In January, everyone trooped off to Las Vegas where Timex announced the American version of the Spectrum – the TS2000. “Since then the whole market has creaked,” says Sue.

“In the US people want the version with all the bells and whistles, so Timex have had to change their Spectrum to accept ROM cartridges – and that has mean the 2000 won’t appear until at least June.”

“But when they announced the TS2000 in January, the bottom fell out of the TS1000 market. In effect, Timex has killed the TS1000 too soon. Now they are worried because Texas [Instruments] are being very aggressive at the moment and the Commodore 64 is selling well for about $400 and the rumor is that they will drop its price to under $300.”

“So, Timex must now spend some of its advertising budget allocated to the TS2000 on the TS1000. If they don’t try to get back the 1000 market, there won’t be a market for the 2000 when it eventually goes on sale.”

“People in Britain find it very difficult to understand when I tell them the TS1000 market is dead in the US. With a million machines sold it doesn’t seem possible, but there is buyer resistance now. If my salesman goes into a store in, say, Oklahoma, the buyer for the store says that since the TS1000 isn’t selling he doesn’t want any software.”

“It is now a question of turning the buyers around – otherwise the software will never get as far as the consumer.”

“Timex started re-running the TS1000 advertisements last week which they haven’t done since October. By the time I get back to the US I hope it will be showing signs of picking up – I just think how lucky we were to get our tapes out by October last year when they could still be sold.”

“There is a huge market there, but I cannot reach it. For ourselves, we are placing more advertisements, particularly in what I call the retail rags – those magazines aimed specifically at the buyers to try to change their minds.”

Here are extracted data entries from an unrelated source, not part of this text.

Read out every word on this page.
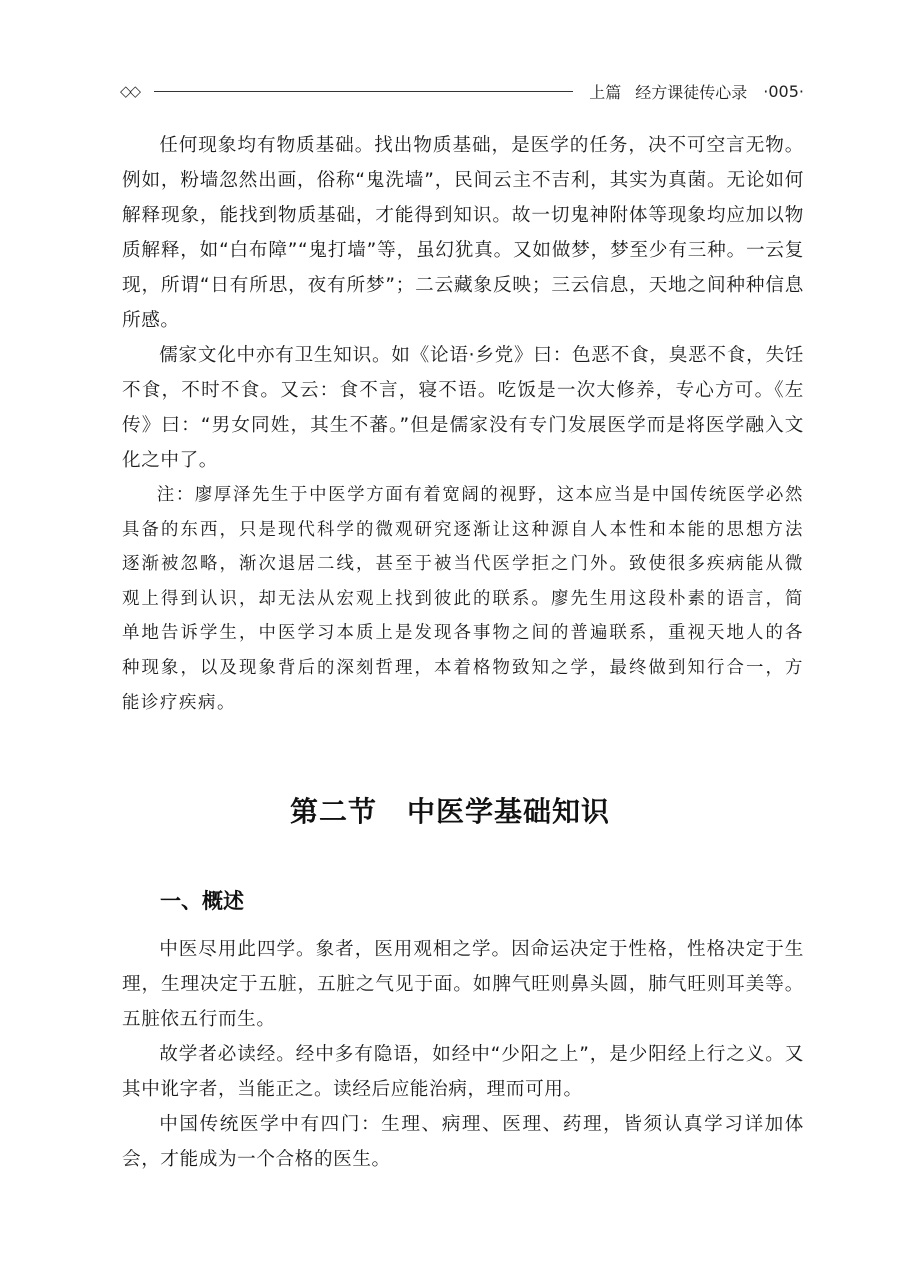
◇◇	上篇 经方课徒传心录 ·005·

任何现象均有物质基础。找出物质基础，是医学的任务，决不可空言无物。例如，粉墙忽然出画，俗称“鬼洗墙”，民间云主不吉利，其实为真菌。无论如何解释现象，能找到物质基础，才能得到知识。故一切鬼神附体等现象均应加以物质解释，如“白布障”“鬼打墙”等，虽幻犹真。又如做梦，梦至少有三种。一云复现，所谓“日有所思，夜有所梦”；二云藏象反映；三云信息，天地之间种种信息所感。

儒家文化中亦有卫生知识。如《论语·乡党》曰：色恶不食，臭恶不食，失饪不食，不时不食。又云：食不言，寝不语。吃饭是一次大修养，专心方可。《左传》曰：“男女同姓，其生不蕃。”但是儒家没有专门发展医学而是将医学融入文化之中了。

注：廖厚泽先生于中医学方面有着宽阔的视野，这本应当是中国传统医学必然具备的东西，只是现代科学的微观研究逐渐让这种源自人本性和本能的思想方法逐渐被忽略，渐次退居二线，甚至于被当代医学拒之门外。致使很多疾病能从微观上得到认识，却无法从宏观上找到彼此的联系。廖先生用这段朴素的语言，简单地告诉学生，中医学习本质上是发现各事物之间的普遍联系，重视天地人的各种现象，以及现象背后的深刻哲理，本着格物致知之学，最终做到知行合一，方能诊疗疾病。

第二节 中医学基础知识
一、概述

中医尽用此四学。象者，医用观相之学。因命运决定于性格，性格决定于生理，生理决定于五脏，五脏之气见于面。如脾气旺则鼻头圆，肺气旺则耳美等。五脏依五行而生。

故学者必读经。经中多有隐语，如经中“少阳之上”，是少阳经上行之义。又其中讹字者，当能正之。读经后应能治病，理而可用。

中国传统医学中有四门：生理、病理、医理、药理，皆须认真学习详加体会，才能成为一个合格的医生。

“Another major worry is rack-jobbing. This is a new phenomenon which could screw the industry. As the software market for the US goes retail, the big chains are not interested in buying from individual suppliers. They only want to buy from so-called rack-jobbers. These are companies that buy the software and go round all the stores and fill up and check the racks. This takes a load off the store manager’s mind – he doesn’t need to know what is selling and what to order.”

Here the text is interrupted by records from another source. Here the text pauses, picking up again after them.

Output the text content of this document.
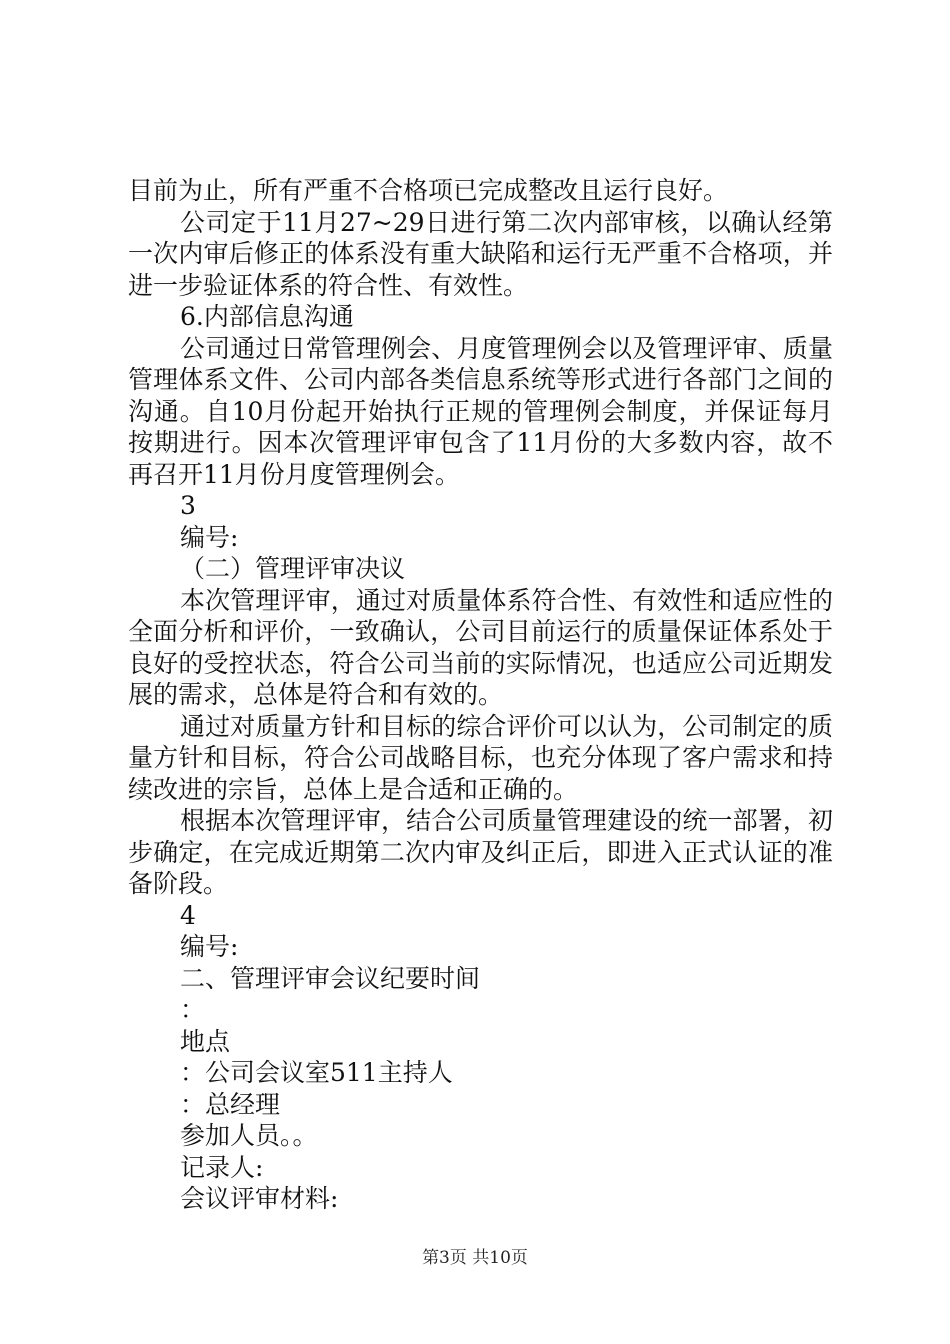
目前为止，所有严重不合格项已完成整改且运行良好。

公司定于11月27~29日进行第二次内部审核，以确认经第一次内审后修正的体系没有重大缺陷和运行无严重不合格项，并进一步验证体系的符合性、有效性。

6.内部信息沟通

公司通过日常管理例会、月度管理例会以及管理评审、质量管理体系文件、公司内部各类信息系统等形式进行各部门之间的沟通。自10月份起开始执行正规的管理例会制度，并保证每月按期进行。因本次管理评审包含了11月份的大多数内容，故不再召开11月份月度管理例会。

3

编号:

（二）管理评审决议

本次管理评审，通过对质量体系符合性、有效性和适应性的全面分析和评价，一致确认，公司目前运行的质量保证体系处于良好的受控状态，符合公司当前的实际情况，也适应公司近期发展的需求，总体是符合和有效的。

通过对质量方针和目标的综合评价可以认为，公司制定的质量方针和目标，符合公司战略目标，也充分体现了客户需求和持续改进的宗旨，总体上是合适和正确的。

根据本次管理评审，结合公司质量管理建设的统一部署，初步确定，在完成近期第二次内审及纠正后，即进入正式认证的准备阶段。

4

编号:

二、管理评审会议纪要时间

：

地点

：公司会议室511主持人

：总经理

参加人员。。

记录人:

会议评审材料:

第3页 共10页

“The problem is that these rack-jobbers want huge discounts – they are talking about 85 percent off the selling price. Now I can’t sell to them at those sort of discounts and neither can anybody else. Rack-jobbing, if it gets a hold, will potentially put all the third-party software houses out of business.”

Sue reckons that three or four machines will sell competitively over the next three years – those from Timex, TI and Commodore. “I’m going to being distributing software for the Commodore 64, TI 99/4 and 99/2 as well as the Sinclair computers – whichever one sells I’ll be there!”

“I have been over in Britain looking-up the Spectrum. My software will be ready to go the minute the TS2000 is ready. As for the 64, there is no software for it either in Britain or the States – but I expect there to be a huge amount appearing very soon.”

“In many ways, the American market is a year-and-a-half behind that in the UK. For example, there are only two specialist microcomputer magazines in the US – and they both have a small circulation.”

Sue grins: “I am not as negative as I sound about the American situation. I think the market in the US has done pretty much what it did in Britain when the Spectrum was announced. It is just a lull.”